The ID of the agent that is installed on the EC2 instance where the finding is generated.

autoScalingGroup -> (string)

The Auto Scaling group of the EC2 instance where the finding is generated.

amiId -> (string)

The ID of the Amazon Machine Image (AMI) that is installed on the EC2 instance where the finding is generated.

hostname -> (string)

The hostname of the EC2 instance where the finding is generated.

ipv4Addresses -> (list)

The list of IP v4 addresses of the EC2 instance where the finding is generated.

(string)

id -> (string)

The ID of the finding.

title -> (string)

The name of the finding.

description -> (string)

The description of the finding.

recommendation -> (string)

The recommendation for the finding.

severity -> (string)

The finding severity. Values can be set to High, Medium, Low, and Informational.
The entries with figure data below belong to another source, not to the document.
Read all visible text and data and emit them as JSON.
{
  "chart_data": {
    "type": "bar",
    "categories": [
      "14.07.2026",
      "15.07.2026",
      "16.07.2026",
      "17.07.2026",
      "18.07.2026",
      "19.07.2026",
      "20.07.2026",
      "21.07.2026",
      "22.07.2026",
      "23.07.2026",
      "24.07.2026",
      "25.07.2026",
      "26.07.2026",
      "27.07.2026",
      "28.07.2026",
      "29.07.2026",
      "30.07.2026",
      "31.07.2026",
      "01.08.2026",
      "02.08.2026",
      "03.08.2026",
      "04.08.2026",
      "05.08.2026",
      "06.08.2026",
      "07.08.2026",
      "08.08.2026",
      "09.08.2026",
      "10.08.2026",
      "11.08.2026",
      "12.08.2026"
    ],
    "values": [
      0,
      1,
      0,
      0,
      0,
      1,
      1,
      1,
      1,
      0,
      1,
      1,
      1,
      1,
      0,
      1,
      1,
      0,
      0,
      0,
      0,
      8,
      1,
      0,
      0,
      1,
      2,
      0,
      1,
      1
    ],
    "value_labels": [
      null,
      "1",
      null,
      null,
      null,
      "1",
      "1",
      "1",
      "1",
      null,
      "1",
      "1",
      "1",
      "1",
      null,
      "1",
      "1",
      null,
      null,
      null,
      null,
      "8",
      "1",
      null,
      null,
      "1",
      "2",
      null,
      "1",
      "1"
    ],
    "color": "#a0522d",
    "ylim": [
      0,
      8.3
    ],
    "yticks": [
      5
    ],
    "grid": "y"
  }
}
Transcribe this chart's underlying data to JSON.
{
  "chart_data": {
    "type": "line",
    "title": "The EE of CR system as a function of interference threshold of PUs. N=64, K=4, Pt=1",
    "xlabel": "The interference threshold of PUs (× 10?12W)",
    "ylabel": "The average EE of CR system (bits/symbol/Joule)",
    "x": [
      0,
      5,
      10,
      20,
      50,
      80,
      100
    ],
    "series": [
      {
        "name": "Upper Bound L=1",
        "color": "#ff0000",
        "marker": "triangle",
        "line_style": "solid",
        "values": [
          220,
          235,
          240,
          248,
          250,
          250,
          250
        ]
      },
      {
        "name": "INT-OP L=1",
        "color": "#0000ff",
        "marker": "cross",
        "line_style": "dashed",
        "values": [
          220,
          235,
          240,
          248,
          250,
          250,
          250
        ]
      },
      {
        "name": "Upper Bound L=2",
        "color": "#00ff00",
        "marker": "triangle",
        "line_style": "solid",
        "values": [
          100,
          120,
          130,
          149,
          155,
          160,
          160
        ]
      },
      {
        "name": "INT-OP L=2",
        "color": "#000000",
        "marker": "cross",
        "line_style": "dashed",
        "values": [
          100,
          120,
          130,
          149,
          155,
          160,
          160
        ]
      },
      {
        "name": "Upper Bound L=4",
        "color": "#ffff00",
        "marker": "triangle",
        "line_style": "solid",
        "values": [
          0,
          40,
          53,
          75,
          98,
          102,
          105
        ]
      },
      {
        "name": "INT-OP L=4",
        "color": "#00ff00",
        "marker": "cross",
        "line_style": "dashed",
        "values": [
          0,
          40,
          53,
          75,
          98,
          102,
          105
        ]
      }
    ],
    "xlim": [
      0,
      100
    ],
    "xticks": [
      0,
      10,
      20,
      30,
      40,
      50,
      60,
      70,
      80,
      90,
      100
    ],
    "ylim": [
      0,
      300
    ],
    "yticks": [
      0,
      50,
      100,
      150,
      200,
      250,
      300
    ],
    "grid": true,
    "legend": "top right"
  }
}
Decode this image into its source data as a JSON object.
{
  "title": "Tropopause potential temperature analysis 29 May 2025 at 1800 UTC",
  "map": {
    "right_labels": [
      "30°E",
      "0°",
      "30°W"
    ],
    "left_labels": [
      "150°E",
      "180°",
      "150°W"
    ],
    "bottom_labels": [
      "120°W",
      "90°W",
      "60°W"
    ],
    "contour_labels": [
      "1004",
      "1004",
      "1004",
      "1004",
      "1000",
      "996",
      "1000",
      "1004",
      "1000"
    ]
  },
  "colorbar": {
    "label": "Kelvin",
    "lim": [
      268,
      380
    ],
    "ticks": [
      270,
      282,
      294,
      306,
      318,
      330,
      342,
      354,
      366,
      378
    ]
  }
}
numericSeverity -> (double)

The numeric value of the finding severity.

confidence -> (integer)

This data element is currently not used.

indicatorOfCompromise -> (boolean)

This data element is currently not used.

attributes -> (list)

The system-defined attributes for the finding.

(structure)

This data type is used as a request parameter in the add-attributes-to-findings and create-assessment-template actions.

key -> (string)

The attribute key.

value -> (string)

The value assigned to the attribute key.

userAttributes -> (list)

The user-defined attributes that are assigned to the finding.

(structure)

This data type is used as a request parameter in the add-attributes-to-findings and create-assessment-template actions.

key -> (string)

The attribute key.

value -> (string)

The value assigned to the attribute key.

createdAt -> (timestamp)

The time when the finding was generated.

updatedAt -> (timestamp)

The time when add-attributes-to-findings is called.

failedItems -> (map)

Finding details that cannot be described. An error code is provided for each failed item.

key -> (string)

value -> (structure)

Includes details about the failed items.

failureCode -> (string)

The status code of a failed item.

retryable -> (boolean)

Indicates whether you can immediately retry a request for this item for a specified resource.